In other words, there is hope. Aggressive awareness and prevention campaigns in Uganda resulted in the HIV prevalence rate dropping from 21 percent in 1991 to 7 percent in 2004. Fewer than 10 percent of orphaned AIDS children receive outside assistance.

According to the ONE campaign, U.S. support allows over 400,000 people with HIV to receive anti-retroviral treatment. Yet this help is too small to reverse AIDS and poverty trends. There are two policy changes that voters, such as yourselves, can write to your congressman about. First, current U.S. expenditures on helping the poorest countries amount to a quarter or two per $100 of spent money, while the average American, when polled, expected it to be around $15. Second, according to ONE, economists estimate that "creating fairer trade policies between the richest and poorest countries of the world could lift 300 million people out of poverty by 2015." Perhaps something your congressman should hear about -- and, in today's digitalized world, you barely have to do any researching or work: simply go to www.one.org or any related charity site and click on "take action," which will then give you a host of options, ranging from those which take 30 seconds, such as signing a petition, to actually becoming a full-fledged volunteer.

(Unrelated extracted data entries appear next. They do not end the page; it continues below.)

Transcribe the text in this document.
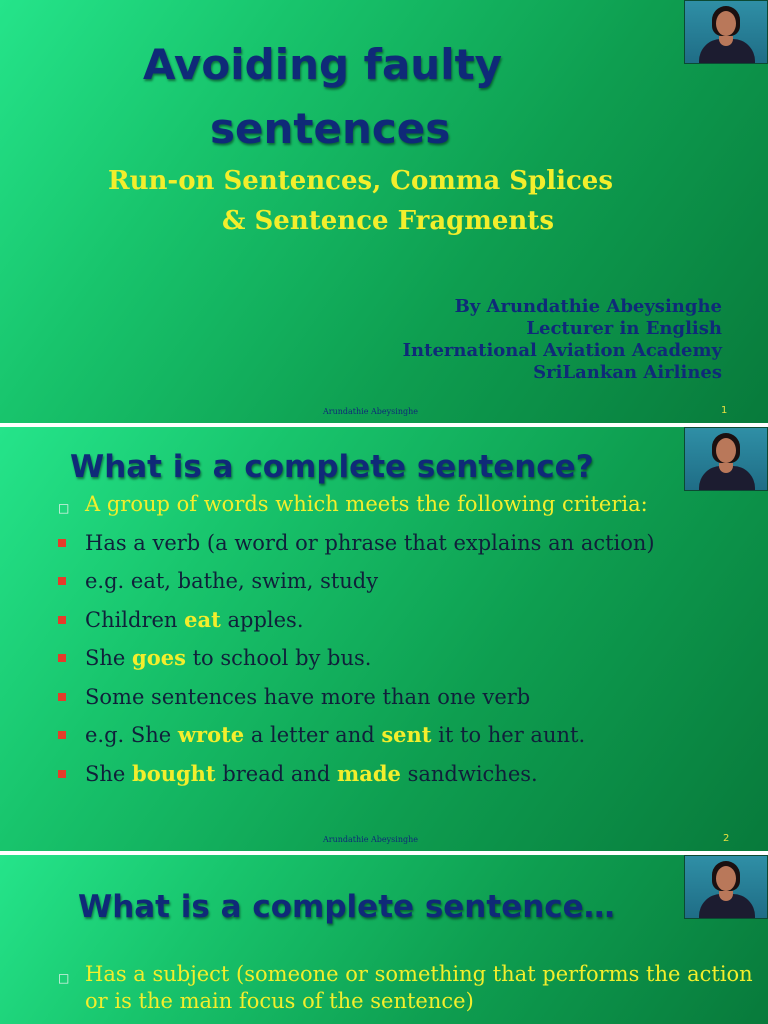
Avoiding faulty
sentences
Run-on Sentences, Comma Splices
& Sentence Fragments
By Arundathie Abeysinghe
Lecturer in English
International Aviation Academy
SriLankan Airlines
Arundathie Abeysinghe	1
What is a complete sentence?
□ A group of words which meets the following criteria:
Has a verb (a word or phrase that explains an action)
e.g. eat, bathe, swim, study
Children eat apples.
She goes to school by bus.
Some sentences have more than one verb
e.g. She wrote a letter and sent it to her aunt.
She bought bread and made sandwiches.
Arundathie Abeysinghe	2
What is a complete sentence…
□ Has a subject (someone or something that performs the action or is the main focus of the sentence)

The forces of human complacency are indeed incredible. While thousands, and eventually millions, die from the most preventable of diseases, we simply move on, more likely to be fazed by a couple minutes at a red light than those perishing at unfathomable rates. Our inaction is not only rationalized, but done so with the same sweeping, nonchalant attitude taken by a dieter rationalizing an extra serving of ice cream.

The first step in moving towards a better world is recognizing our own inertia, and overcoming it by taking five minutes out of our day to write a letter (often these letters are pre-written for you anyway) to your congressman, or donating $5 to an organization like the World Medical Fund, where even a couple dollars can save lives.